Well, recently I was doing some research. I handed one of our devices that had WiFi to a 20-something who was really into music and the Web. I told here that it had WiFi and she was all excited.
Later that day, she proudly showed me some free songs she downloaded off the Web.
I commended her in figuring it all out.
Well, a few days later, I notice that she was not using the WiFi, but the 3G connection.
Ugh.
The 3G connection’s access point happens to be called ‘Internet’, so she thought it was all fine.
When I showed her how many Mb of data she had consumed and explained the cost of data, she went pale.
She didn’t know she was doing anything that would cost her an arm and a leg. She thought she was using the WiFI (it said ‘Internet’). The phone made it so easy to connect.
Ugh.
We promptly deleted all 3G access points.
Yeah, I’ve been touting mobile access to the Web for a long time. I’ve always known cost was an issue. But, WTF? It feels like a scam.
It’s hard to find anyone who actually uses the mobile operator to access the Internet (if they are paying for it themselves). At least to the extent they use the desktop Web. And, couple that with oases of WiFi access and no one will use the mobile operator once WiFi really comes to mobile devices.
It’s bullshitake, if anyone tries to compare WiFi and 3G network coverage. It doesn’t matter. On the one hand, you pay a boat load for a few megs of data. On the other hand, you need to wait a bit until you get to the next WiFi oasis to have megs and megs of cheap access. WiFi oases are everywhere.
Yeah, I think flat-rate 3G data will help. But, I think the operators have missed an opportunity to get folks used to using the mobile network. WiFi operators have trained the users first, and will be hard to dislodge.
Ok, so I am sure most of you have said this a hundred times. And I have agreed, for the most part, a hundred times (I’ve called it the ‘dark underbelly’ of mobile services).
What’s different this time is that I have been able to put this in a much greater context. And it’s become a much more interesting story.
preach it!
when was the last time a GSM, CDMA, 3G or 4G base station went down in price?
answer! never!
why? because the mobile data standards are not really open enough to attract the wizards of cost and size reduction like WiFi (although flawed for mobile data) is!
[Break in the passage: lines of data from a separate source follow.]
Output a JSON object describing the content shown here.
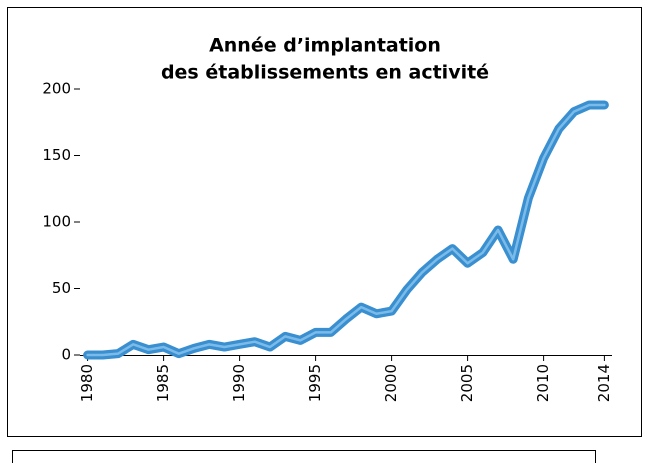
{
  "chart_data": {
    "type": "line",
    "title": [
      "Année d’implantation",
      "des établissements en activité"
    ],
    "x": [
      1980,
      1981,
      1982,
      1983,
      1984,
      1985,
      1986,
      1987,
      1988,
      1989,
      1990,
      1991,
      1992,
      1993,
      1994,
      1995,
      1996,
      1997,
      1998,
      1999,
      2000,
      2001,
      2002,
      2003,
      2004,
      2005,
      2006,
      2007,
      2008,
      2009,
      2010,
      2011,
      2012,
      2013,
      2014
    ],
    "series": [
      {
        "color": "#3a8fd0",
        "values": [
          0,
          0,
          1,
          8,
          4,
          6,
          1,
          5,
          8,
          6,
          8,
          10,
          6,
          14,
          11,
          17,
          17,
          27,
          36,
          31,
          33,
          49,
          62,
          72,
          80,
          69,
          77,
          94,
          72,
          118,
          148,
          170,
          183,
          188,
          188
        ]
      }
    ],
    "xlim": [
      1979.5,
      2014.5
    ],
    "xticks": [
      1980,
      1985,
      1990,
      1995,
      2000,
      2005,
      2010,
      2014
    ],
    "ylim": [
      0,
      200
    ],
    "yticks": [
      0,
      50,
      100,
      150,
      200
    ]
  }
}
What’s funny is that as my senior project in Marketing Promotions, I did a report/presentation showing that if Cingular (or any other carrier, for that matter) would completely do away with bucket data plans and go to an unlimited plan between $8-10 USD, it would actually INCREASE data-based ARPU, as well as increased usage. I passed it along to some friends at Cingular, but obviously nothing happened. So sad.